同窗四友
我的这四位同窗很普通,他们既不是名人或者某个组织树立的学习典型,也不是走在时代前列的前沿人物,但是我觉得有必要把他们写出来。因为,他们顺其自然地走在成长的道路上,那份不加任何雕琢的人生轨迹诠释了我们这一代人对成功或者幸福的理解。
草帽子
草帽子姓张,和我同村,是我自小学至初中的“九年一贯制”同学。草帽子这个绰号是上初中后同学们给起的,因为那一年开学时他戴着一顶已经变得发黄的草帽,所以大家便把这个绰号给了他。

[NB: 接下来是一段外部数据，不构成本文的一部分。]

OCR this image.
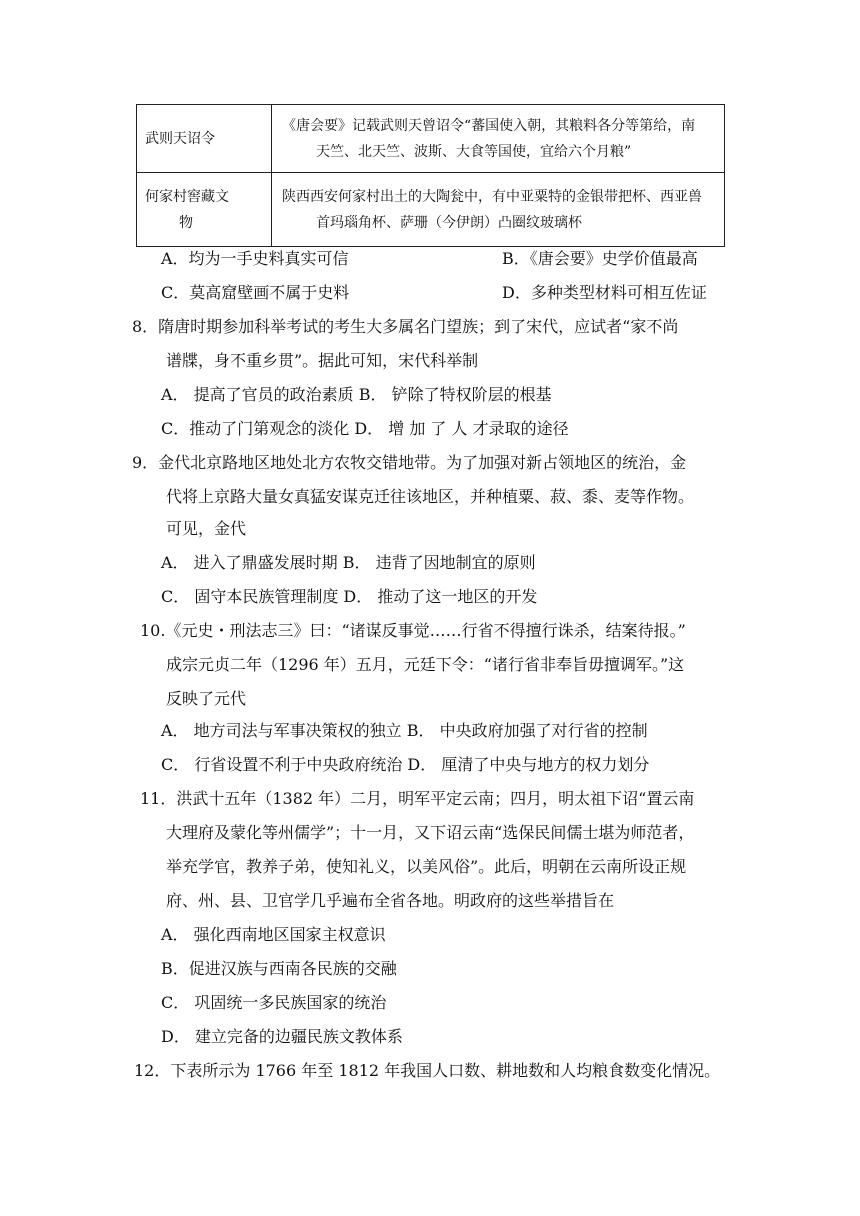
武则天诏令	《唐会要》记载武则天曾诏令“蕃国使入朝，其粮料各分等第给，南
天竺、北天竺、波斯、大食等国使，宜给六个月粮”

何家村窖藏文
物	陕西西安何家村出土的大陶瓮中，有中亚粟特的金银带把杯、西亚兽
首玛瑙角杯、萨珊（今伊朗）凸圈纹玻璃杯
A．均为一手史料真实可信	B．《唐会要》史学价值最高
C．莫高窟壁画不属于史料	D．多种类型材料可相互佐证
8．隋唐时期参加科举考试的考生大多属名门望族；到了宋代，应试者“家不尚
谱牒，身不重乡贯”。据此可知，宋代科举制
A． 提高了官员的政治素质 B． 铲除了特权阶层的根基
C．推动了门第观念的淡化 D． 增 加 了 人 才录取的途径
9．金代北京路地区地处北方农牧交错地带。为了加强对新占领地区的统治，金
代将上京路大量女真猛安谋克迁往该地区，并种植粟、菽、黍、麦等作物。
可见，金代
A． 进入了鼎盛发展时期 B． 违背了因地制宜的原则
C． 固守本民族管理制度 D． 推动了这一地区的开发
10.《元史・刑法志三》曰：“诸谋反事觉……行省不得擅行诛杀，结案待报。”
成宗元贞二年（1296 年）五月，元廷下令：“诸行省非奉旨毋擅调军。”这
反映了元代
A． 地方司法与军事决策权的独立 B． 中央政府加强了对行省的控制
C． 行省设置不利于中央政府统治 D． 厘清了中央与地方的权力划分
11．洪武十五年（1382 年）二月，明军平定云南；四月，明太祖下诏“置云南
大理府及蒙化等州儒学”；十一月，又下诏云南“选保民间儒士堪为师范者，
举充学官，教养子弟，使知礼义，以美风俗”。此后，明朝在云南所设正规
府、州、县、卫官学几乎遍布全省各地。明政府的这些举措旨在
A． 强化西南地区国家主权意识
B．促进汉族与西南各民族的交融
C． 巩固统一多民族国家的统治
D． 建立完备的边疆民族文教体系
12．下表所示为 1766 年至 1812 年我国人口数、耕地数和人均粮食数变化情况。
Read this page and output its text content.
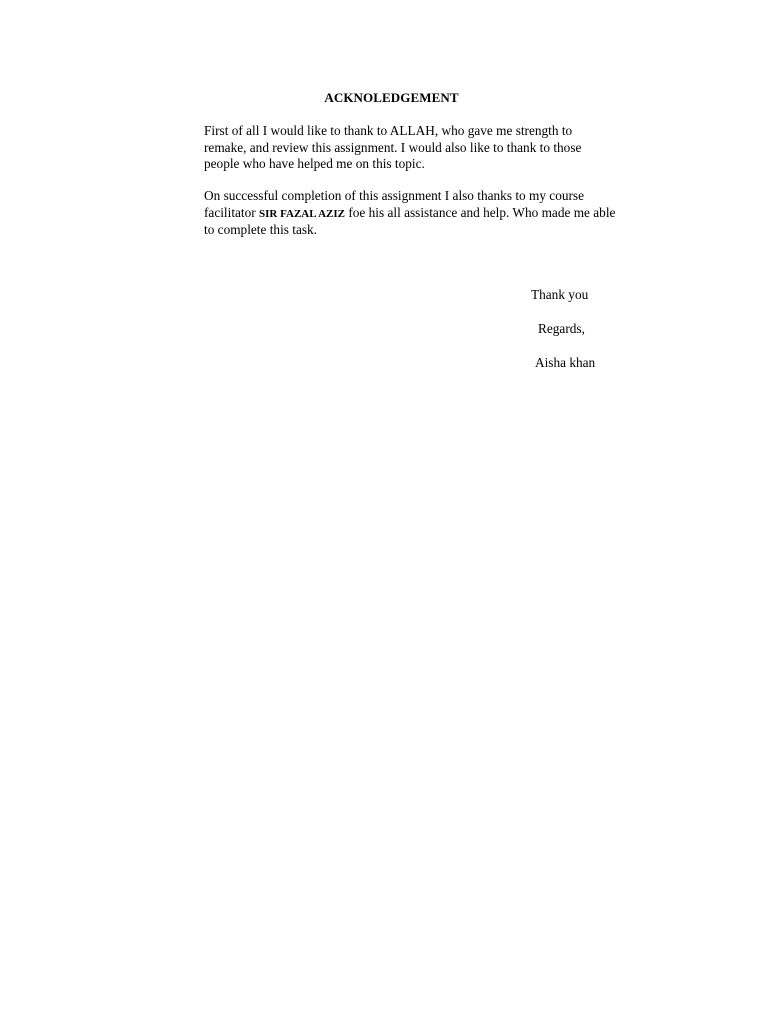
ACKNOLEDGEMENT

First of all I would like to thank to ALLAH, who gave me strength to
remake, and review this assignment. I would also like to thank to those
people who have helped me on this topic.

On successful completion of this assignment I also thanks to my course
facilitator SIR FAZAL AZIZ foe his all assistance and help. Who made me able
to complete this task.

Thank you
Regards,
Aisha khan
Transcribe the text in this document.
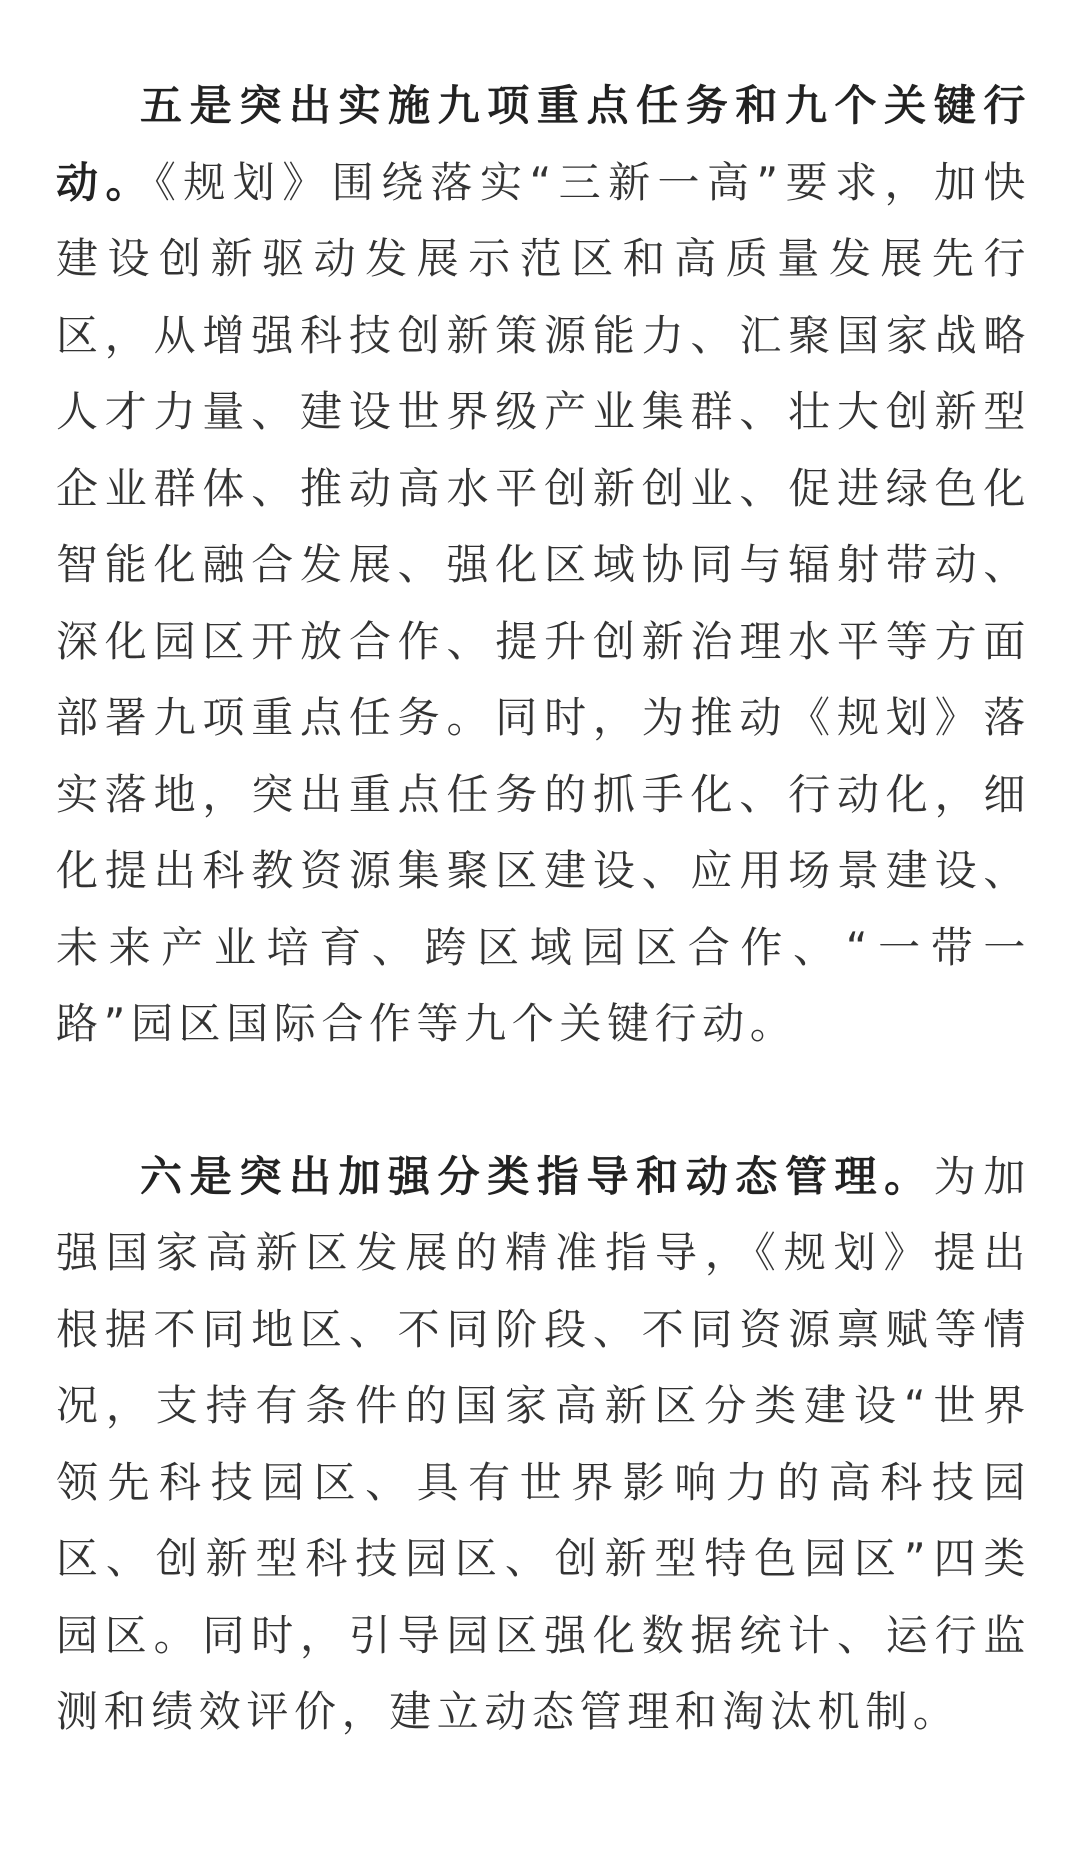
五是突出实施九项重点任务和九个关键行动。《规划》围绕落实“三新一高”要求，加快建设创新驱动发展示范区和高质量发展先行区，从增强科技创新策源能力、汇聚国家战略人才力量、建设世界级产业集群、壮大创新型企业群体、推动高水平创新创业、促进绿色化智能化融合发展、强化区域协同与辐射带动、深化园区开放合作、提升创新治理水平等方面部署九项重点任务。同时，为推动《规划》落实落地，突出重点任务的抓手化、行动化，细化提出科教资源集聚区建设、应用场景建设、未来产业培育、跨区域园区合作、“一带一路”园区国际合作等九个关键行动。

六是突出加强分类指导和动态管理。为加强国家高新区发展的精准指导，《规划》提出根据不同地区、不同阶段、不同资源禀赋等情况，支持有条件的国家高新区分类建设“世界领先科技园区、具有世界影响力的高科技园区、创新型科技园区、创新型特色园区”四类园区。同时，引导园区强化数据统计、运行监测和绩效评价，建立动态管理和淘汰机制。
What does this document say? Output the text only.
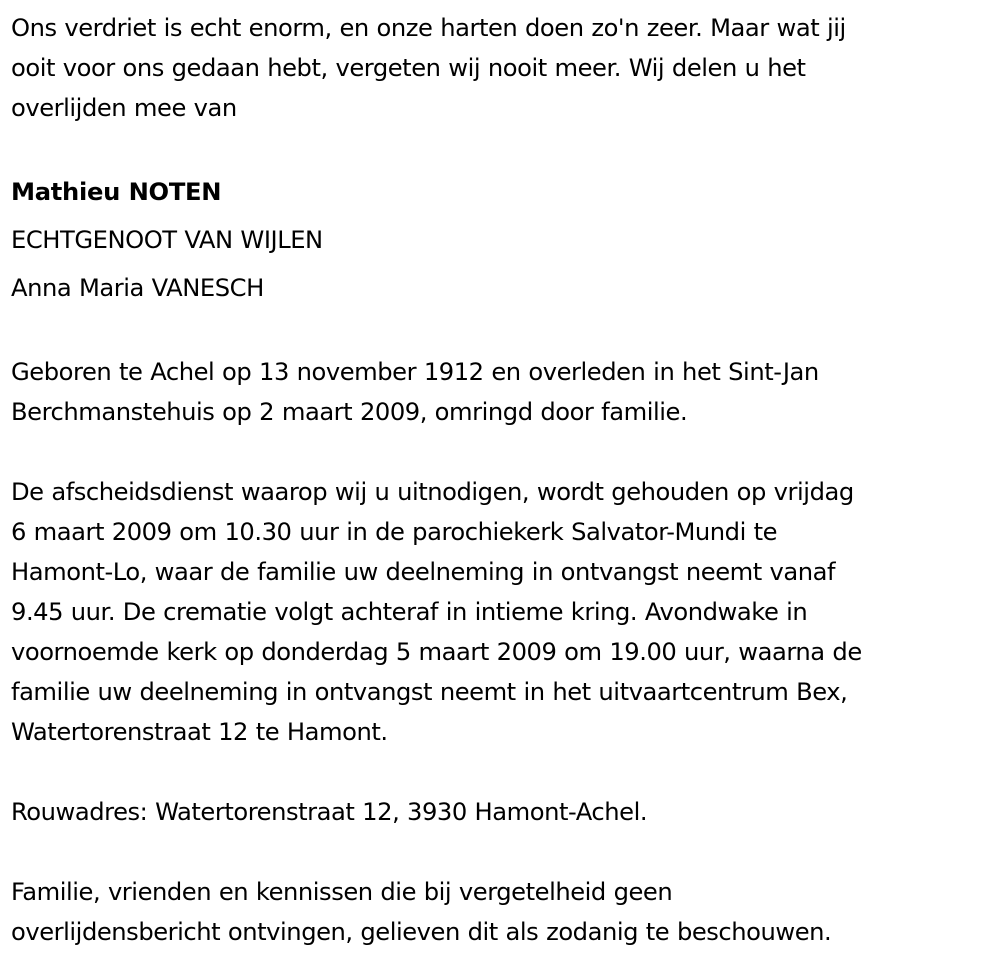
Ons verdriet is echt enorm, en onze harten doen zo'n zeer. Maar wat jij
ooit voor ons gedaan hebt, vergeten wij nooit meer. Wij delen u het
overlijden mee van
Mathieu NOTEN
ECHTGENOOT VAN WIJLEN
Anna Maria VANESCH
Geboren te Achel op 13 november 1912 en overleden in het Sint-Jan
Berchmanstehuis op 2 maart 2009, omringd door familie.
De afscheidsdienst waarop wij u uitnodigen, wordt gehouden op vrijdag
6 maart 2009 om 10.30 uur in de parochiekerk Salvator-Mundi te
Hamont-Lo, waar de familie uw deelneming in ontvangst neemt vanaf
9.45 uur. De crematie volgt achteraf in intieme kring. Avondwake in
voornoemde kerk op donderdag 5 maart 2009 om 19.00 uur, waarna de
familie uw deelneming in ontvangst neemt in het uitvaartcentrum Bex,
Watertorenstraat 12 te Hamont.
Rouwadres: Watertorenstraat 12, 3930 Hamont-Achel.
Familie, vrienden en kennissen die bij vergetelheid geen
overlijdensbericht ontvingen, gelieven dit als zodanig te beschouwen.
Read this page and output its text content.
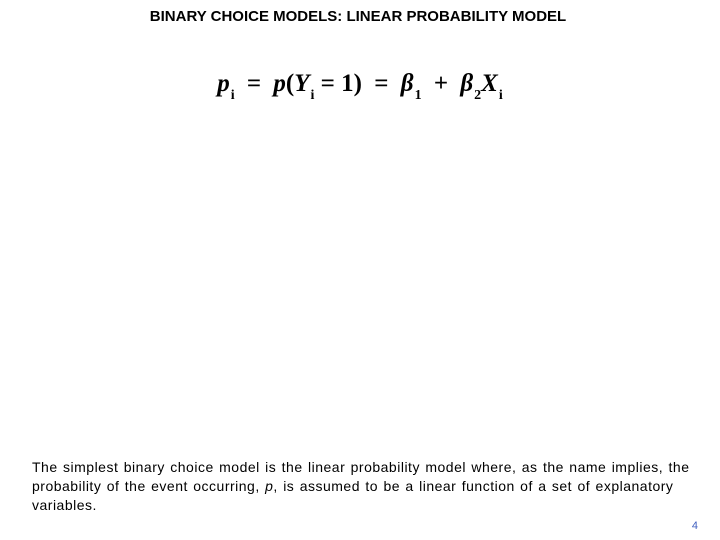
BINARY CHOICE MODELS: LINEAR PROBABILITY MODEL
$p_i = p(Y_i = 1) = \beta_1 + \beta_2X_i$
The simplest binary choice model is the linear probability model where, as the name implies, the probability of the event occurring, p, is assumed to be a linear function of a set of explanatory variables.
4
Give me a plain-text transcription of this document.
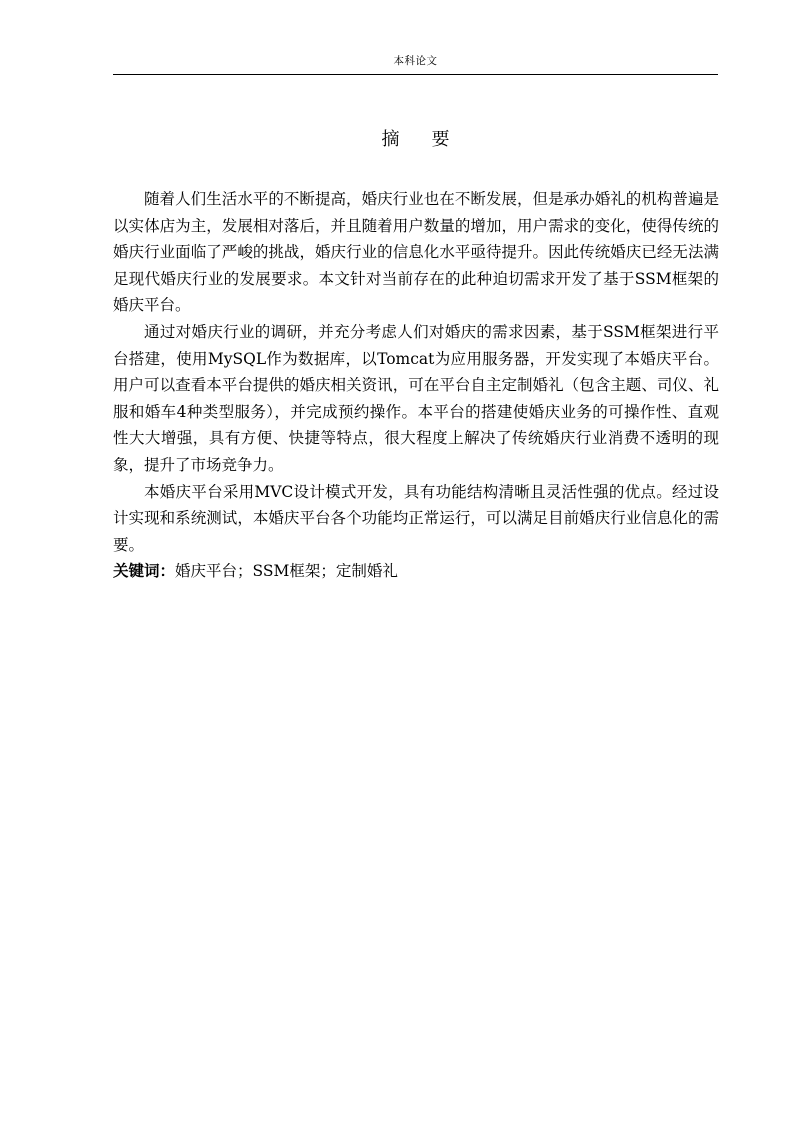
本科论文
摘 要

随着人们生活水平的不断提高，婚庆行业也在不断发展，但是承办婚礼的机构普遍是以实体店为主，发展相对落后，并且随着用户数量的增加，用户需求的变化，使得传统的婚庆行业面临了严峻的挑战，婚庆行业的信息化水平亟待提升。因此传统婚庆已经无法满足现代婚庆行业的发展要求。本文针对当前存在的此种迫切需求开发了基于SSM框架的婚庆平台。

通过对婚庆行业的调研，并充分考虑人们对婚庆的需求因素，基于SSM框架进行平台搭建，使用MySQL作为数据库，以Tomcat为应用服务器，开发实现了本婚庆平台。用户可以查看本平台提供的婚庆相关资讯，可在平台自主定制婚礼（包含主题、司仪、礼服和婚车4种类型服务），并完成预约操作。本平台的搭建使婚庆业务的可操作性、直观性大大增强，具有方便、快捷等特点，很大程度上解决了传统婚庆行业消费不透明的现象，提升了市场竞争力。

本婚庆平台采用MVC设计模式开发，具有功能结构清晰且灵活性强的优点。经过设计实现和系统测试，本婚庆平台各个功能均正常运行，可以满足目前婚庆行业信息化的需要。

关键词：婚庆平台；SSM框架；定制婚礼
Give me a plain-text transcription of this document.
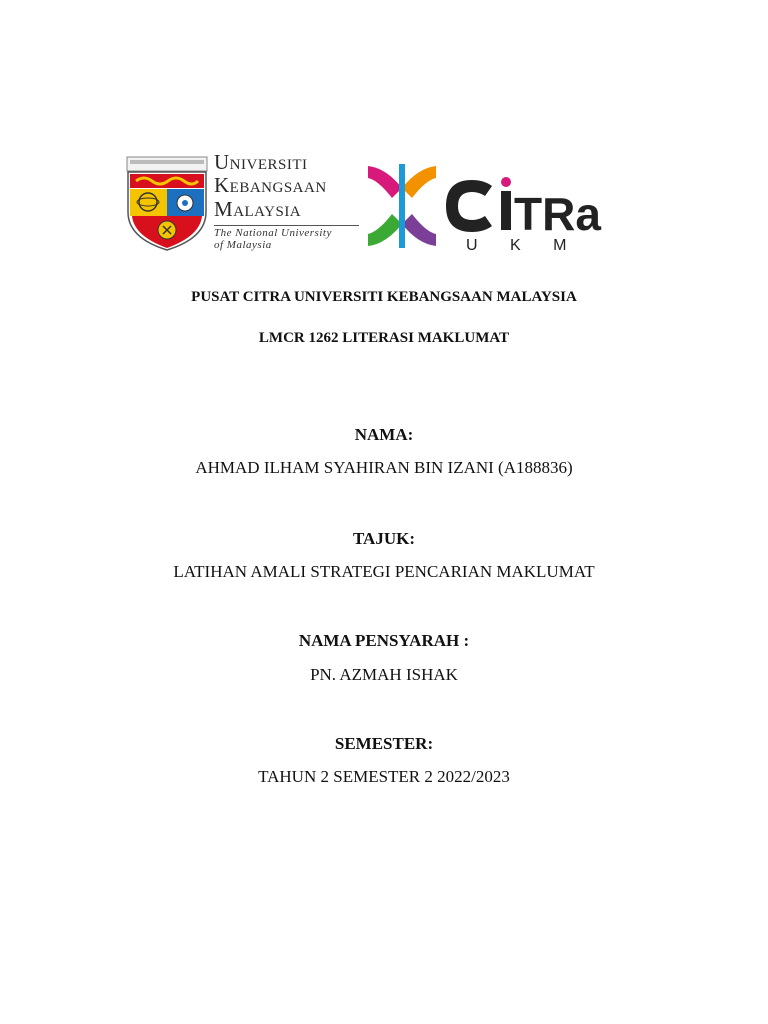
UNIVERSITI
KEBANGSAAN
MALAYSIA
The National University
of Malaysia
TRa
U K M
PUSAT CITRA UNIVERSITI KEBANGSAAN MALAYSIA
LMCR 1262 LITERASI MAKLUMAT
NAMA:
AHMAD ILHAM SYAHIRAN BIN IZANI (A188836)
TAJUK:
LATIHAN AMALI STRATEGI PENCARIAN MAKLUMAT
NAMA PENSYARAH :
PN. AZMAH ISHAK
SEMESTER:
TAHUN 2 SEMESTER 2 2022/2023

和草帽子同学九年,我印象中的他好像从来不在乎自己的学习成绩,他考试好像从来没有突破过六十分。毫不夸张地说,草帽子抄了我九年的作业。在学校里,草帽子总是蔫不拉几、两眼无神,矮胖的身材在同学们面前晃来晃去,从来都不留下任何声响。对于因抄作业或考试不及格招来的老师的批评甚至体罚,草帽子从不解释,也不说谎,永远是那一副泰然处之的表情,就像暴风骤雨中的一块石头。凡是教过草帽子的老师,都会用“油盐不进”、“木头”、“油条”等词语评价他。对于这些评价,草帽子好像根本就不在乎,他继续抄我的作业,继续考试不及格。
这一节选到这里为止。